Règlement de compte
Jay M Tea
Dimitri cherchait Quentin à tâtons dans le lit. Il ouvrit les yeux qui laissèrent pénétrer la lumière de la lampe posée sur le bureau. « Qu'est-ce que tu fais debout à cette heure ?
- Je réfléchis.
- À quoi ?
- À rien. » Il y eut un silence que les ronronnements saccadés d'Einstein gênaient l'émotion de Quentin.
« Viens te coucher.
- Je pense à Anna.
- À quoi bon ?
- Je me sens coupable.
- On est en droit de se sentir coupables tous les deux tu sais ? Allez viens me rejoindre. Je me sens tout nu sans toi. »
Quentin se leva, enfila l'un des longs t-shirts de Dimitri, passa devant celui-ci sans même le regarder avant de refermer la porte derrière lui. Dimitri ne cherchait pas à le retenir davantage. Il comprenait son sentiment. Faustine avait pour lui une hostilité qui lui était tout aussi difficile à dissimuler ce qui rendait l'air de l'appartement plus lourd encore que les vagues de chaleur de l'été.
* * * * * * * * * *
Il y avait cette nuit-là quelque chose d'anormal.
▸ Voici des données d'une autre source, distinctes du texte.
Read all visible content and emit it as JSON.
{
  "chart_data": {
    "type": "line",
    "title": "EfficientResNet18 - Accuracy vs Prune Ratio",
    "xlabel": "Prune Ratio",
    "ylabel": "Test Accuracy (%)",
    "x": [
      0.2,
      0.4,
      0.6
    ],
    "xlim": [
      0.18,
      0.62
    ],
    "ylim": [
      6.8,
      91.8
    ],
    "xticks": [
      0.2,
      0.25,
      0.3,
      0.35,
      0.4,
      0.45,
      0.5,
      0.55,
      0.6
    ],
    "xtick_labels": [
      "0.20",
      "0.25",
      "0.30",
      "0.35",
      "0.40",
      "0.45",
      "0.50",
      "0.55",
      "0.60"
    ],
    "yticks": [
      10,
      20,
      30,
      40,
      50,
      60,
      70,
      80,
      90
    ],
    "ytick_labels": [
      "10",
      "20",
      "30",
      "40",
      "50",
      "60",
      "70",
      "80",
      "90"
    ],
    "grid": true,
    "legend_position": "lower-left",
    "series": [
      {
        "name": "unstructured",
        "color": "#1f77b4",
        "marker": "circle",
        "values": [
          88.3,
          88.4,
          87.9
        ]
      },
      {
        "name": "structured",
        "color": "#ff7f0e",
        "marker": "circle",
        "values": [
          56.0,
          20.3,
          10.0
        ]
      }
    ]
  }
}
Faustine n'arrivait pas à trouver la position qui la déroberait au monde réel pour embrasser l'imaginaire et l'intouchable de la nuit. Le désordre des vecteurs de ses bras et de ses jambes dessinait des courbes cassées en vrac sous le drap blanc duquel l'empreinte et l'odeur de son aimé étaient absentes. Seule au féminin de son essence. Il lui manquait la rugosité du torse de Chayim sur lequel elle aimait tant faire danser ses doigts entre ses poils. Elle soupira et partit en direction de la cuisine.
Du silence à ne plus savoir quoi en faire. Sa tasse résonnait dans tout l'immeuble comme si elle avait jeté un sac de bille sur la faïence de l'évier. Les canalisations pompaient une eau qui peinait à se rafraîchir des profondeurs des stations de la ville jusqu'au bord de ses lèvres sèches. Elle entendit la clenche de la porte de la chambre qui s'ouvrit lentement.
Le temps d'un instant, elle crut qu'Anna allait sortir de la chambre mais elle faisait face à Quentin qui freina son élan aussi sec. « Assieds-toi crétin. Ça va être difficile de s'éviter de toute façon. Alors arrête de faire semblant d'être surpris de me voir à chaque fois que l'on se croise. » Il venait de refermer la porte. « Il est trois heure du mat' Faustine. On peut pas attendre qu'il fasse jour pour se jeter des politesses à la tête ?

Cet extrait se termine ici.